Você usa uma forma muito criativa de desenhar um subúrbio carioca? Como surgiu este tom de escrita? A poética alinhava muito bem tanto o enredo como a construção dos personagens. Fale um pouco sobre isso?
Cada história se faz por meio de sua poética, porque existem, é claro, infinitas maneiras de se contar uma mesma coisa. O subúrbio de O amor dos homens avulsos (o bairro do Queím) é, na verdade, duplo: há o Queím visto pelos olhos do narrador-menino e aquele que é descrito e compreendido pelo narrador-adulto. No fundo, porém, está o subúrbio que vive na memória afetiva de muitos cariocas, que foi alvo de muitas obras marcadas de estereótipo (o pobre feliz, a família muito unida e também muito eriçada, o menino sem perspectiva mas craque de bola etc.). Os personagens que nasceram nesse livro, eu espero, tentam fugir desses moldes, que se impõem tanto aos homens reais quanto aos ficcionais.
Através de uma linguagem muito acuidada, seu livro surge como uma criação de um repertório linguístico pra contar a história. Como ela serviu pra o enredo e os personagens, principalmente o narrador?

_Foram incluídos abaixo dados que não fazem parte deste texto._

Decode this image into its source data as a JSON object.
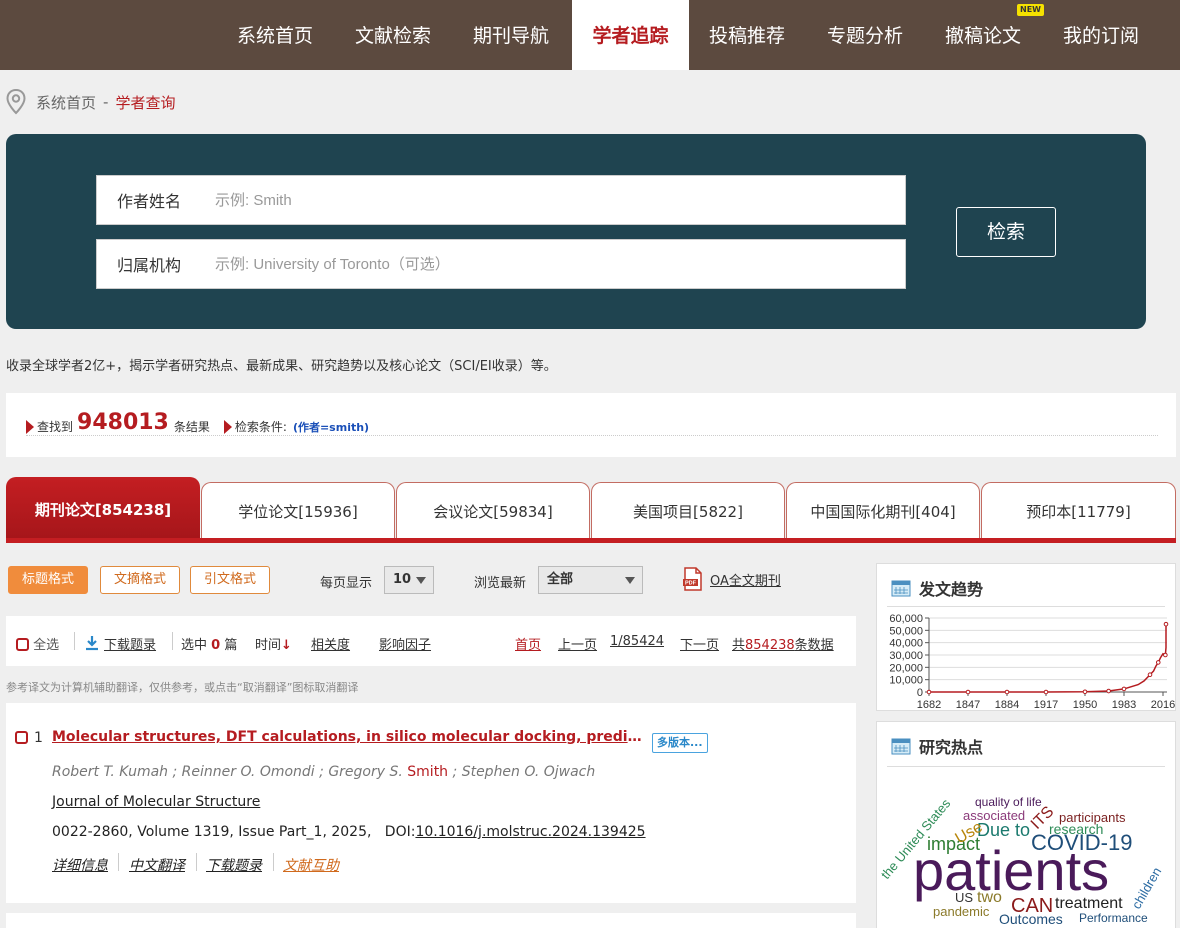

O narrador em primeira pessoa dá ao escritor um pouco da alegria do ator: com ele, posso incorporar outra pessoa (por anos e anos). Seus trejeitos e tiques mentais acabam me infectando: o diminutivo, as frases de fôlego ríspido, e até mesmo algumas noções de vida, eu aprendi com esse protagonista. Passei umas semanas mancando como ele, inclusive (embora, aí é que está o mistério, eu mesmo estivesse com o joelho machucado, estava mancando como o Camilo). O problema, claro, é se desvencilhar disso tudo depois. Durante o processo, porém, é quase natural.
Victor Heringer
Escritor, artista visual e sonoro, nasceu no Rio de Janeiro, em 1988. Formado em Letras pela UFRJ, com mestrado em Teoria Literária pela mesma universidade, é autor dos livros O amor dos homens avulsos (2016), Glória (2012, Prêmio Jabuti) e automatógrafo (2011), entre outros, além de diversos trabalhos nos campos das artes visuais, arte sonora e performance. Colunista da Revista Pessoa.